Пока отец не начал болеть, он пел и пил одновременно. Это было взаимосвязано. Так рассказывала мать. Пил он очень по-своему. Не знаю, насколько это красиво, зато очень просто. Он просто брал бутылку, открывал рот и выливал туда водку, как воду в радиатор машины. Не глотая. Не знаю, пробовал ли отец глотать шпаги, но, думаю, у него бы получилось. Вылив в себя пол-литра, отец уже больше ничего не пил, но и не ел также. Он вообще никогда не закусывал. Зато сидел на столом весёлый, румяный и пел-перепевал все любимые, популярные на тот момент песни. Начинал раньше всех и заканчивал позже всех. Глубины моей памяти не хватает, чтобы самому увидеть, как отец пил и пел. Мне досталось только стихотворение Маяковского.

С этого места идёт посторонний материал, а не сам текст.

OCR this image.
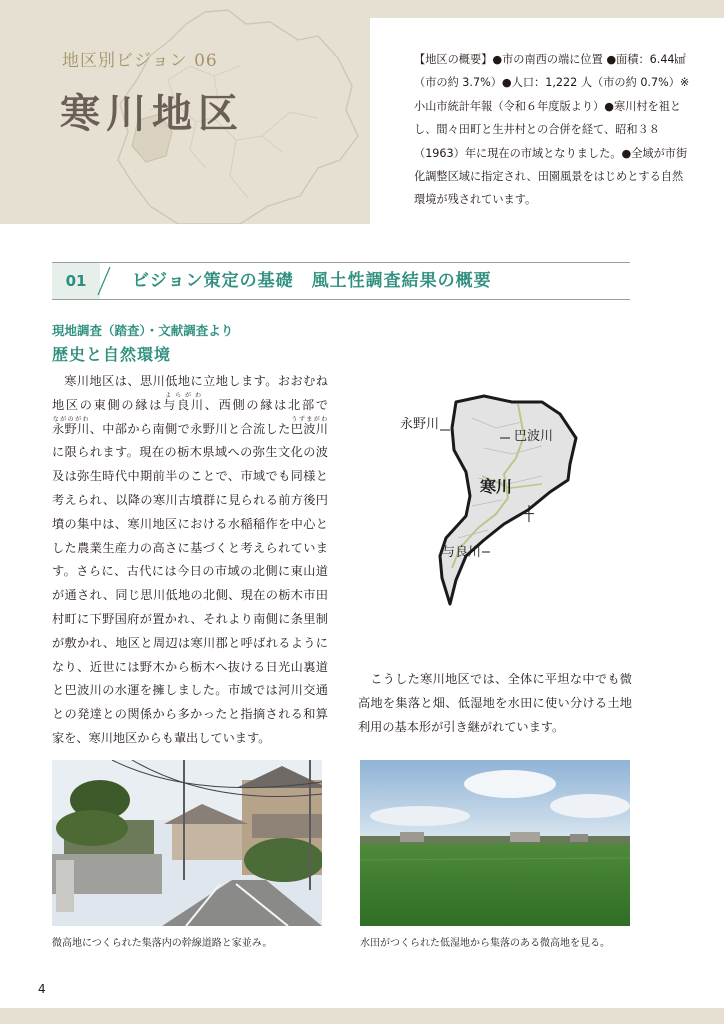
地区別ビジョン 06
寒川地区
【地区の概要】●市の南西の端に位置 ●面積：6.44㎢（市の約 3.7%）●人口：1,222 人（市の約 0.7%）※小山市統計年報（令和６年度版より）●寒川村を祖とし、間々田町と生井村との合併を経て、昭和３８（1963）年に現在の市域となりました。●全域が市街化調整区域に指定され、田園風景をはじめとする自然環境が残されています。
01	ビジョン策定の基礎　風土性調査結果の概要
現地調査（踏査）・文献調査より
歴史と自然環境

寒川地区は、思川低地に立地します。おおむね地区の東側の縁は与良川よらがわ、西側の縁は北部で永野川ながのがわ、中部から南側で永野川と合流した巴波川うずまがわに限られます。現在の栃木県域への弥生文化の波及は弥生時代中期前半のことで、市域でも同様と考えられ、以降の寒川古墳群に見られる前方後円墳の集中は、寒川地区における水稲稲作を中心とした農業生産力の高さに基づくと考えられています。さらに、古代には今日の市域の北側に東山道が通され、同じ思川低地の北側、現在の栃木市田村町に下野国府が置かれ、それより南側に条里制が敷かれ、地区と周辺は寒川郡と呼ばれるようになり、近世には野木から栃木へ抜ける日光山裏道と巴波川の水運を擁しました。市域では河川交通との発達との関係から多かったと指摘される和算家を、寒川地区からも輩出しています。

永野川
巴波川
寒川
┼
与良川

こうした寒川地区では、全体に平坦な中でも微高地を集落と畑、低湿地を水田に使い分ける土地利用の基本形が引き継がれています。

微高地につくられた集落内の幹線道路と家並み。	水田がつくられた低湿地から集落のある微高地を見る。
4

Читал он вполне нормально, художественно, как артист, однако с натянутыми жилами на шее и как будто парализованным ртом:

В сто сорок солнц закат пылал,
в июль катилось лето,
была жара,
жара плыла —
на даче было это.

Пригорок Пушкино горбил
Акуловой горою,
а низ горы —
деревней был,
кривился крыш корою.

Разумеется, в первые годы своей жизни я был в лёгком неведении, что это стихи Маяковского. Более того, я не знал, что это стихи вообще, потому что понимал в них только отдельные слова. Кажется, отец понимал не намного больше, потом что дальше там было слово "ясь", и когда я спрашивал, что это такое, отец притворялся, что не расслышал и переспрашивал: "Ась?" И так много раз, пока я не начинал от обиды реветь. К счастью, всё это стихотворение написано редкой для Маяковского классической стопой, а поэтому довольно легко запоминалось – несмотря на все непонятности.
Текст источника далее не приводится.